Under proposals announced on 1 September, non-UK EU students would have to live for five years in the UK before they became eligible for loans or grants to help with their living costs – instead of the current three-year requirement.
The changes are designed to “[bring] the rules regarding living cost support for EU students in line with the rules applied to visiting students in other EU countries”, said Mr Clark in a foreword to a consultation paper published by the Department for Business, Innovation and Skills.
Its publication follows concerns over the potentially massive cost of providing loans and grants to thousands of extra EU students who may arrive at UK universities when student number controls are abolished in 2015-16.
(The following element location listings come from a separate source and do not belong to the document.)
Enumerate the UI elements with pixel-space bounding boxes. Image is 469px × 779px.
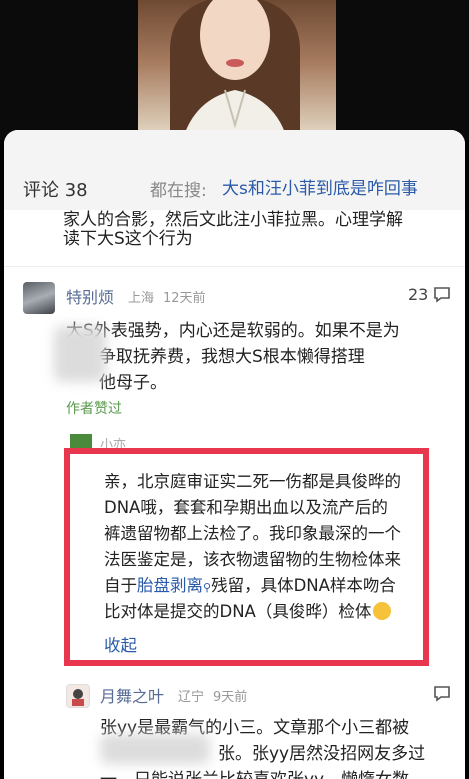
divider (4, 266, 465, 267)
reply-line4: 法医鉴定是，该衣物遗留物的生物检体来 (104, 550, 401, 569)
comment-username[interactable]: 特别烦 (66, 284, 114, 308)
search-suggestion-link[interactable]: 大s和汪小菲到底是咋回事 (222, 174, 418, 199)
comment-location: 上海 (128, 291, 155, 306)
streamer-figure (170, 0, 300, 140)
reply-line5-suffix: 残留，具体DNA样本吻合 (211, 576, 396, 595)
comment-text-line3: 他母子。 (99, 373, 167, 393)
author-liked-badge: 作者赞过 (66, 401, 122, 417)
reply-bubble-icon[interactable] (432, 284, 452, 304)
comment-time: 9天前 (213, 690, 248, 705)
comment-header: 评论 38 都在搜: 大s和汪小菲到底是咋回事 (4, 130, 465, 210)
highlighted-reply: 亲，北京庭审证实二死一伤都是具俊晔的 DNA哦，套套和孕期出血以及流产后的 裤遗… (64, 448, 429, 666)
comment-text-line2: 争取抚养费，我想大S根本懒得搭理 (99, 347, 365, 367)
reply-line1: 亲，北京庭审证实二死一伤都是具俊晔的 (104, 472, 401, 491)
reply-line2: DNA哦，套套和孕期出血以及流产后的 (104, 498, 388, 517)
search-keyword-link[interactable]: 胎盘剥离 (137, 576, 203, 595)
comment-time: 12天前 (163, 291, 206, 306)
reply-line5: 自于胎盘剥离⚲残留，具体DNA样本吻合 (104, 572, 396, 596)
reply-line6-text: 比对体是提交的DNA（具俊晔）检体 (104, 602, 372, 621)
reply-line3: 裤遗留物都上法检了。我印象最深的一个 (104, 524, 401, 543)
user-avatar[interactable] (23, 282, 55, 314)
prev-comment-line2: 读下大S这个行为 (63, 229, 193, 249)
comment-username[interactable]: 月舞之叶 (100, 683, 164, 707)
reply-line5-prefix: 自于 (104, 576, 137, 595)
search-icon: ⚲ (203, 581, 212, 594)
blur-overlay (54, 326, 106, 382)
user-avatar[interactable] (66, 684, 90, 708)
comment-count: 评论 38 (23, 180, 88, 201)
avatar-face-icon (72, 689, 84, 706)
collapse-button[interactable]: 收起 (104, 632, 137, 656)
comment-text-line3: 一，只能说张兰比较喜欢张yy，懒惰女数 (100, 765, 409, 779)
blur-overlay (100, 734, 210, 764)
search-label: 都在搜: (150, 181, 207, 201)
reply-line6: 比对体是提交的DNA（具俊晔）检体 (104, 598, 392, 622)
comment-location: 辽宁 (178, 690, 205, 705)
comment-sheet: 评论 38 都在搜: 大s和汪小菲到底是咋回事 家人的合影，然后文此注小菲拉黑。… (4, 130, 465, 779)
grin-emoji-icon (373, 602, 392, 620)
comment-text-line2: 张。张yy居然没招网友多过 (218, 744, 426, 764)
reply-avatar[interactable] (70, 434, 92, 448)
comment-text-line1: 大S外表强势，内心还是软弱的。如果不是为 (66, 321, 400, 341)
reply-bubble-icon[interactable] (432, 683, 452, 703)
like-count: 23 (408, 285, 429, 304)
video-background (0, 0, 469, 140)
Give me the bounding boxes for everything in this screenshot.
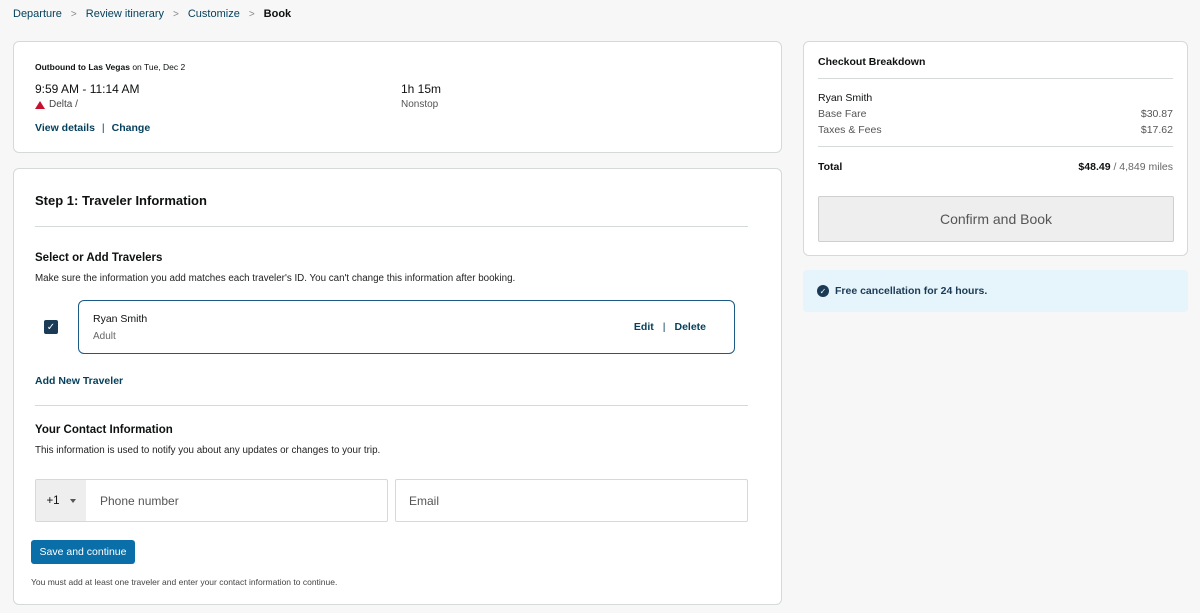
add-new-traveler-link[interactable]: Add New Traveler <box>35 375 123 387</box>
breadcrumb-departure[interactable]: Departure <box>13 8 62 20</box>
checkout-breakdown-card: Checkout Breakdown Ryan Smith Base Fare … <box>803 41 1188 256</box>
flight-title: Outbound to Las Vegas on Tue, Dec 2 <box>35 62 185 72</box>
select-travelers-desc: Make sure the information you add matche… <box>35 273 516 284</box>
traveler-actions: Edit | Delete <box>634 321 706 333</box>
base-fare-value: $30.87 <box>1140 108 1173 120</box>
total-row: Total $48.49 / 4,849 miles <box>818 161 1173 173</box>
section-divider <box>35 226 748 227</box>
requirement-note: You must add at least one traveler and e… <box>31 577 338 587</box>
flight-time: 9:59 AM - 11:14 AM <box>35 82 140 96</box>
email-input[interactable] <box>396 480 747 521</box>
flight-links: View details | Change <box>35 122 150 134</box>
traveler-checkbox[interactable]: ✓ <box>44 320 58 334</box>
caret-down-icon <box>69 498 76 503</box>
contact-info-desc: This information is used to notify you a… <box>35 445 381 456</box>
view-details-link[interactable]: View details <box>35 122 95 134</box>
total-miles: / 4,849 miles <box>1113 161 1173 173</box>
chevron-right-icon: > <box>248 8 255 20</box>
check-circle-icon: ✓ <box>817 285 829 297</box>
delete-traveler-button[interactable]: Delete <box>674 321 706 333</box>
contact-info-title: Your Contact Information <box>35 424 173 436</box>
flight-duration: 1h 15m <box>401 82 442 96</box>
step-title: Step 1: Traveler Information <box>35 193 207 208</box>
taxes-value: $17.62 <box>1140 124 1173 136</box>
country-code-select[interactable]: +1 <box>36 480 86 521</box>
base-fare-row: Base Fare $30.87 <box>818 108 1173 120</box>
passenger-name: Ryan Smith <box>818 92 873 104</box>
link-divider: | <box>101 122 105 134</box>
flight-date: on Tue, Dec 2 <box>132 62 186 72</box>
breadcrumb-book: Book <box>263 8 292 20</box>
chevron-right-icon: > <box>70 8 77 20</box>
confirm-and-book-button[interactable]: Confirm and Book <box>818 196 1174 242</box>
traveler-type: Adult <box>93 331 116 342</box>
breadcrumb-review-itinerary[interactable]: Review itinerary <box>86 8 164 20</box>
summary-divider <box>818 146 1173 147</box>
chevron-right-icon: > <box>173 8 179 20</box>
breadcrumb: Departure > Review itinerary > Customize… <box>13 7 291 21</box>
summary-divider <box>818 78 1173 79</box>
section-divider <box>35 405 748 406</box>
country-code-value: +1 <box>46 494 60 507</box>
base-fare-label: Base Fare <box>818 108 867 120</box>
checkmark-icon: ✓ <box>46 321 56 333</box>
delta-logo-icon <box>35 100 45 109</box>
breadcrumb-customize[interactable]: Customize <box>188 8 240 20</box>
edit-traveler-button[interactable]: Edit <box>634 321 654 333</box>
flight-destination: Outbound to Las Vegas <box>35 62 130 72</box>
change-flight-link[interactable]: Change <box>112 122 151 134</box>
phone-field-group: +1 <box>35 479 388 522</box>
checkout-title: Checkout Breakdown <box>818 56 926 68</box>
taxes-label: Taxes & Fees <box>818 124 882 136</box>
flight-card: Outbound to Las Vegas on Tue, Dec 2 9:59… <box>13 41 782 153</box>
email-field-group <box>395 479 748 522</box>
free-cancellation-banner: ✓ Free cancellation for 24 hours. <box>803 270 1188 312</box>
save-and-continue-button[interactable]: Save and continue <box>31 540 135 564</box>
select-travelers-title: Select or Add Travelers <box>35 252 163 264</box>
action-divider: | <box>662 321 666 333</box>
free-cancellation-text: Free cancellation for 24 hours. <box>835 285 988 297</box>
airline-name: Delta / <box>49 99 78 110</box>
traveler-option[interactable]: Ryan Smith Adult Edit | Delete <box>78 300 735 354</box>
total-amount: $48.49 / 4,849 miles <box>1078 161 1173 173</box>
traveler-name: Ryan Smith <box>93 313 148 325</box>
taxes-row: Taxes & Fees $17.62 <box>818 124 1173 136</box>
flight-stops: Nonstop <box>401 99 439 110</box>
traveler-card: Step 1: Traveler Information Select or A… <box>13 168 782 605</box>
flight-airline: Delta / <box>35 99 78 110</box>
total-price: $48.49 <box>1078 161 1111 173</box>
phone-number-input[interactable] <box>86 480 387 521</box>
total-label: Total <box>818 161 843 173</box>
The number of EU undergraduates accepted by UK universities is up 9 per cent this year compared with 3 per cent for students from England, according to latest Ucas figures.
Students from Romania, Hungary, Portugal and France are likely to be proportionally most affected by the change, the consultation says.
According to the BIS report, the total paid to EU students via loans and grants has already soared in recent years, rising from £75 million in 2009-10 to £162 million in 2012-13.
The majority of payments in 2012-13 related to maintenance loans (£101 million), but EU students who returned to the continent are only half as likely to pay back their loans as UK graduates, with just 24 per cent either fully repaying or partially repaying their debts in 2011.
“EU borrowers are more likely to have failed to supply details of their income and are more likely to have been placed in arrears than English borrowers,” the consultation says.
In addition, EU students receive more support in loans and grants on average than UK students because they are more likely to be aged 21 or over and from poorer backgrounds, the paper says. They are more likely to receive the maximum amount in means-tested support, as well as other grants to help with the costs of childcare, parenting duties and dependant adults, it adds.
According to the BIS analysis, the Treasury would make £7 million in annual savings if 1,000 EU students were not allowed to receive loan or grant support.
That would rise to £14.6 million a year if they decided to forgo higher education in the UK at all – as the Student Loans Company would not need to cover the cost of their tuition fee loans.
According to the paper, some 33,900 EU students received tuition fee support in 2012-13, up from 31,700 in 2011-12.
The consultation does not propose changing the rules which say EU students must have the same access to tuition fee loans as UK students.
The proposed changes would be effective from 2016-17 at the earliest and would not apply to those with settled status, such as refugees.